Agostinho da Silva, parlamento...
1989
Fotografia de Eduardo Martins
Colóquio "Agostinho da Silva: Filosofia e Poesia"
Faculdade de Letras da Universidade
de Lisboa, 2 de julho de 2019
Parte do título desta comunicação, refere-se a um livrinho intitulado "As Últimas Cartas do Agostinho...", por mim organizado e editado no Círculo de
Animação Cultural de Alhos Vedros, em outubro de 1995, do qual foram feitos 50
exemplares, e que se constitui por um conjunto de 12 cartas enviadas por mão do Professor Agostinho da Silva a um grupo de amigos com quem estava em contacto mais
próximo, ou que se candidataram a destinatários de tão digníssima epístola.
O repto é endereçado pelo Professor em Carta subscrita na Lua
Cheia de janeiro, 8/1/1993, onde diz: “Queridos Amigos, O imaginário Convento
Sonho duns Irmãos Servidores me encarrega de vos comunicar que acaba de tomar
posse de tudo quanto há e me designa como
seu agente junto de vós para tudo que se refira a estas folhinhas
dactilografadas, que serão sempre mensagem do Convento, assinadas ou não (…)
São enviadas a tôdas as pessoas que já declararam por palavras ou feitos que
desejam recebê-las ou o declarem daqui por diante.”
A primeira carta do conjunto que constitui a brochura, foi
enviada no mês de dezembro de 1992, e a última em setembro de 1993, o que
significa dizer que este conjunto de cartas foi expedido, praticamente, ao longo
do último ano de vida da sua vida, pois que em meados de outubro, mês seguinte
ao da última destas cartas, a súbita degradação física que o acometeu haveria
de o guindar ao seu falecimento que, como sabemos, ocorreu no dia 3 de Abril de
1994, um triste mas revelador Domingo de Páscoa, dia de ressurreição.

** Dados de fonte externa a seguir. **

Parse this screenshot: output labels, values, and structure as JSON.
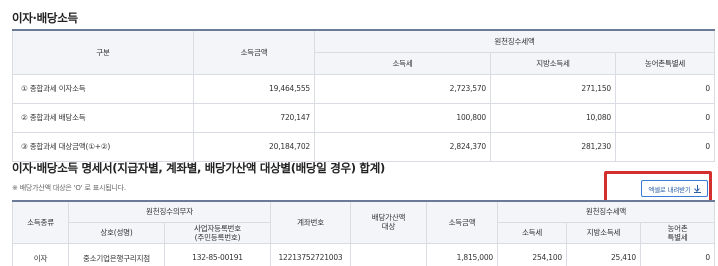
{
  "section1": {
    "title": "이자·배당소득",
    "headers": {
      "category": "구분",
      "income": "소득금액",
      "withholding_group": "원천징수세액",
      "income_tax": "소득세",
      "local_tax": "지방소득세",
      "rural_tax": "농어촌특별세"
    },
    "rows": [
      {
        "label": "① 종합과세 이자소득",
        "income": "19,464,555",
        "income_tax": "2,723,570",
        "local_tax": "271,150",
        "rural_tax": "0"
      },
      {
        "label": "② 종합과세 배당소득",
        "income": "720,147",
        "income_tax": "100,800",
        "local_tax": "10,080",
        "rural_tax": "0"
      },
      {
        "label": "③ 종합과세 대상금액(①+②)",
        "income": "20,184,702",
        "income_tax": "2,824,370",
        "local_tax": "281,230",
        "rural_tax": "0"
      }
    ]
  },
  "section2": {
    "title": "이자·배당소득 명세서(지급자별, 계좌별, 배당가산액 대상별(배당일 경우) 합계)",
    "note": "※ 배당가산액 대상은 'O' 로 표시됩니다.",
    "download_label": "엑셀로 내려받기",
    "download_icon": "download-icon",
    "highlight_color": "#d32f2f",
    "headers": {
      "income_type": "소득종류",
      "payer_group": "원천징수의무자",
      "trade_name": "상호(성명)",
      "biz_reg_no": "사업자등록번호\n(주민등록번호)",
      "account_no": "계좌번호",
      "dividend_target": "배당가산액\n대상",
      "income": "소득금액",
      "withholding_group": "원천징수세액",
      "income_tax": "소득세",
      "local_tax": "지방소득세",
      "rural_tax": "농어촌\n특별세"
    },
    "rows": [
      {
        "income_type": "이자",
        "trade_name": "중소기업은행구리지점",
        "biz_reg_no": "132-85-00191",
        "account_no": "12213752721003",
        "dividend_target": "",
        "income": "1,815,000",
        "income_tax": "254,100",
        "local_tax": "25,410",
        "rural_tax": "0"
      }
    ]
  }
}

Fulcral é a primeira destas 12 cartas e, logo aí, se diz
claramente ao que se vem. Fixemo-nos nas palavras de Agostinho:
“Resumo da ideologia do Povo Português nos séculos XIII e
XIV, transmitida ao Brasil por seus adeptos que ali se foram acolher, passada
ao futuro e, por ele, à criativa Eternidade para os que emigrem para o mais íntimo de si próprios e aí se firmem
para sempre.
Missão de Portugal: Sacralizar o Universo, tornando Divina a
Vida e Deus real.
Meios: Desenvolvimento dos Povos pela inteira aplicação da
Ciência e da Técnica, inclusive nos sectores da Economia, da Política, da
Administração Pública e da Filosofia. Conversão da pessoa à adoração da Vida.

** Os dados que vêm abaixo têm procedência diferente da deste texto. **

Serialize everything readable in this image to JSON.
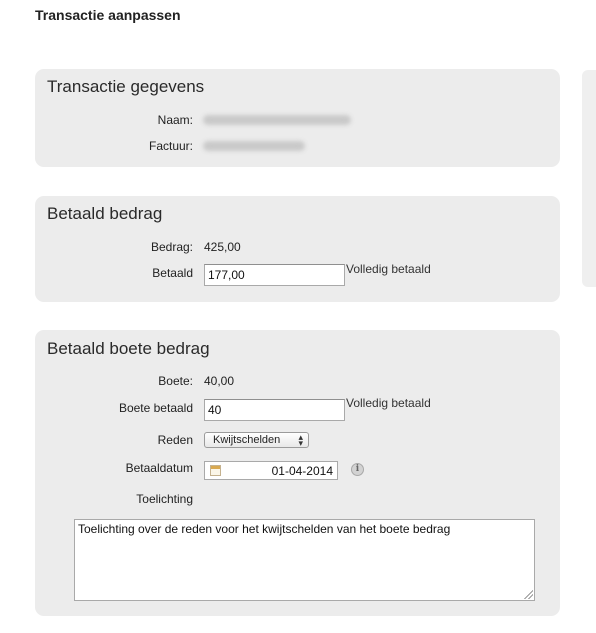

Características do que houver no Sagrado: Criança como a
melhor manifestação da poesia pura e como inspiradora e suporte, e incitadora a
ser criança de todos os que existam. O gratuito da vida. A plena liberdade de todo
o ser.”
Eis uma síntese perfeita do período da história portuguesa
que Agostinha da Silva mais admira, e a que no dizer das suas ideias sempre
regressa, resumo da ideologia que, então, orientava o país, com epicentro no
reinado de D. Dinis (“o plantador das naus a haver”, no dizer de Fernando
Pessoa). Agostinho complementaria assim: “Acho a época de D. Dinis perfeita (…)

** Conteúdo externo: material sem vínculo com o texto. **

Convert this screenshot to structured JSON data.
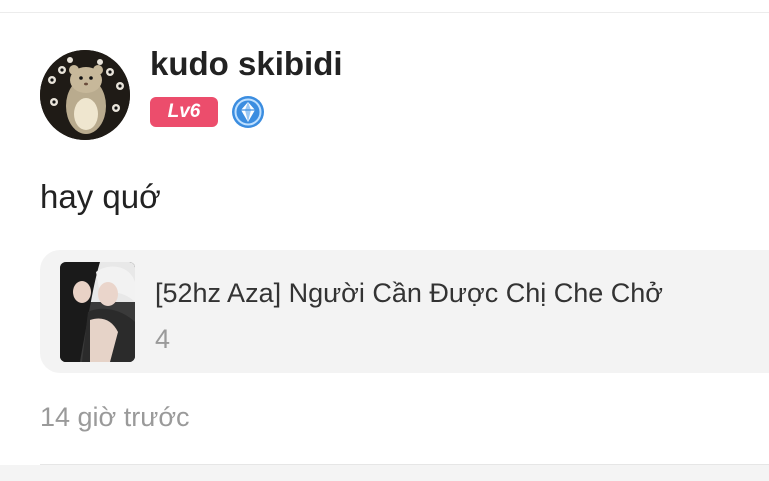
{
  "comment": {
    "username": "kudo skibidi",
    "level_badge": "Lv6",
    "avatar_icon": "hamster-avatar-icon",
    "rank_badge_icon": "diamond-rank-badge-icon",
    "text": "hay quớ",
    "timestamp": "14 giờ trước"
  },
  "story": {
    "title": "[52hz Aza] Người Cần Được Chị Che Chở",
    "count": "4",
    "cover_icon": "story-cover-image"
  },
  "colors": {
    "level_badge_bg": "#ec4d6c",
    "rank_badge": "#3b8de0",
    "card_bg": "#f3f3f3",
    "muted_text": "#9a9a9a",
    "primary_text": "#222222"
  }
}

A Rainha Santa e o rei-poeta. Calcule, o casamento de um poeta e de uma santa,
que coisa extraordinária! D. Dinis com os Estudos Gerais. Depois é que
transformaram aquilo em universidade, que veio a dar no que deu. Estudos
Gerais, estudo geral para toda a gente e geral para todos os estudos, que outra
coisa quereríamos para Portugal senão isso? Toda a educação portuguesa devia
ser essa. Voltar aos Estudos Gerais e ao D. Dinis.”
Então, seguindo o nosso autor, haverá que disciplinar o
processo de produção e de distribuição dos bens, de forma a chegar-se a uma
economia comunitária que se inspire naquela que existiu, para construir uma
economia mais humana, pois é esse o exemplo que nos dá a organização económica
medieval em Portugal. O que a Europa trouxe para Portugal foi uma economia
capitalista, uma economia de luta. Ora, muito melhor é uma economia de
convivência e de cooperação comunitária, de autonomia municipalista, com uma
distribuição mais equilibrada das riquezas, como era a que caracterizava a
economia portuguesa da Idade Média, antes desta importação europeia. Tipo de
economia que foi liquidada por essa outra importada.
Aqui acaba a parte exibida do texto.